A dispute began in 1988 between Armenians and Azerbaijanis for control over Nagorny Karabakh – a territory within the boundary of Soviet Azerbaijan, inhabited by a local Armenian majority seeking unification with Armenia. Massive mutual expulsions of Armenians from Azerbaijan and Azeris from Armenia followed. Attempts at restoring Moscow’s control failed, and the Karabakh issue contributed significantly to the collapse of the Soviet Union in 1991.
From 1992–94 Armenia and Azerbaijan fought a bitter war over the disputed region. At least 25,000 people were killed and more than a million people were displaced from their homes. From the time the war ended, seven districts of Azerbaijan outside the former Nagorno-Karabakh Autonomous Oblast remain wholly or partially occupied by Armenian forces.
Since the end of the war, there has been virtually no contact between ordinary people across the conflict divide and a whole new generation of Armenians and Azerbaijanis has grown up knowing almost nothing about each other.

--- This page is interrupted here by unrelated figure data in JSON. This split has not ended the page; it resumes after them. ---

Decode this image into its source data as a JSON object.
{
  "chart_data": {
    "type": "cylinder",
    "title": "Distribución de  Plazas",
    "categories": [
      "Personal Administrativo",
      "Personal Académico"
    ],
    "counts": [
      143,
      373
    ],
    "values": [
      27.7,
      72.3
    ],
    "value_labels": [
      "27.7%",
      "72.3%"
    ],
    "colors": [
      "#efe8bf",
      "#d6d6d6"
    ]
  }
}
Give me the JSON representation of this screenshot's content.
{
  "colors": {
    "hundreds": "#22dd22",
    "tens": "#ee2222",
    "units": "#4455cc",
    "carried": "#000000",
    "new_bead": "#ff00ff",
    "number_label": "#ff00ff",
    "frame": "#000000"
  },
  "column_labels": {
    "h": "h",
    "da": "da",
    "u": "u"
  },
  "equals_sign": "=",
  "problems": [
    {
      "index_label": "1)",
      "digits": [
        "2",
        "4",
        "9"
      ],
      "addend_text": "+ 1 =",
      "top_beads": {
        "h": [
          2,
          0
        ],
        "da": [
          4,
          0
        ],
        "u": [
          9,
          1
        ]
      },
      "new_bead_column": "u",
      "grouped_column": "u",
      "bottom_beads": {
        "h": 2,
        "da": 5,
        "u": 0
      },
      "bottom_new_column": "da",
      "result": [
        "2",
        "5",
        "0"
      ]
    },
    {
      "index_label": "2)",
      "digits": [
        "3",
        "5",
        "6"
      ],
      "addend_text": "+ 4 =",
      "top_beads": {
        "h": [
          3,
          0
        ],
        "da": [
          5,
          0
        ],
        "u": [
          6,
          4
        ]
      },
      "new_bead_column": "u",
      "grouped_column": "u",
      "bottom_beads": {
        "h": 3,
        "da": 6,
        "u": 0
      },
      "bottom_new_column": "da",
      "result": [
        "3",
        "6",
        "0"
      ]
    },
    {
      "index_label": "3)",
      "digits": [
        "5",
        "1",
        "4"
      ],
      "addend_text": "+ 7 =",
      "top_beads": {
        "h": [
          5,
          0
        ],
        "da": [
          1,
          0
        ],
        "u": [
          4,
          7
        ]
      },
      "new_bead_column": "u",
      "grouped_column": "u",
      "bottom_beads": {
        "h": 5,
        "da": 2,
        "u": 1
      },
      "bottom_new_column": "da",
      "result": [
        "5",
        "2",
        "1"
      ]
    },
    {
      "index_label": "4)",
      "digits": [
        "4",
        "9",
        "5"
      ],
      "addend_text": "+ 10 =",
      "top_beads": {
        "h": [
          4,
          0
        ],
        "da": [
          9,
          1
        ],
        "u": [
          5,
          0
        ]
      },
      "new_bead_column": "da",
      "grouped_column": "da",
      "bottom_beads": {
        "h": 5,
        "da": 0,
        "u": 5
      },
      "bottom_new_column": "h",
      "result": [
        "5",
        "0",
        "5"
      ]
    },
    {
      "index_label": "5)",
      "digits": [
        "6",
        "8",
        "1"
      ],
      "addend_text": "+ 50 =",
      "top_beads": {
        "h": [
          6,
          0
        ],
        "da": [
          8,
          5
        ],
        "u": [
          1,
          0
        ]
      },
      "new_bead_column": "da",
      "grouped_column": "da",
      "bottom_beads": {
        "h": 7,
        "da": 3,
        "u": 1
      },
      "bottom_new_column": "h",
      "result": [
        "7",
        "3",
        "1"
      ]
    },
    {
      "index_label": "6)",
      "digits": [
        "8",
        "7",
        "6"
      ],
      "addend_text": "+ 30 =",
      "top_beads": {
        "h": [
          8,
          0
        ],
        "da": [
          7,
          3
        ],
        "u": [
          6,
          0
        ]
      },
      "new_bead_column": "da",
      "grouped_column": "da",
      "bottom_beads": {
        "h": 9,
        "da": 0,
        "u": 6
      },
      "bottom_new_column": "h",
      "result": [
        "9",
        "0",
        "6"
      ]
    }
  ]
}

Nagorny Karabakh currently functions as a de facto independent state, unrecognised by the rest of the world but closely integrated with Armenia. There are no international peacekeeping forces on the ground. Instead the ceasefire is self-regulating with thousands of Armenian and Azerbaijani troops facing each other across the Line of Contact. Dozens are deaths are reported each year as a result of sniper fire and periodic skirmishes.
Tensions increased significantly along the Line of Contact and the regular border between Armenia and Azerbaijan in summer 2014, with at least 30 soldiers losing their lives and fears growing on either side that a return to full-scale violence was possible.
Following the 1994 ceasefire, an internationally mediated peace process was established, currently led by France, the Russian Federation and the United States under the auspices of the Organization for Security and Cooperation in Europe. Known as the ‘Minsk Group’, it has produced a number of proposals to resolve the conflict, none of which have proved acceptable to all stakeholders. The most recent proposal, known as the ‘Madrid principles’, has formed the basis for Armenian–Azerbaijani peace talks since 2007. Agreement on some ideas contained in the Madrid principles has allegedly been within reach at times, yet a permanent settlement to the conflict remains elusive.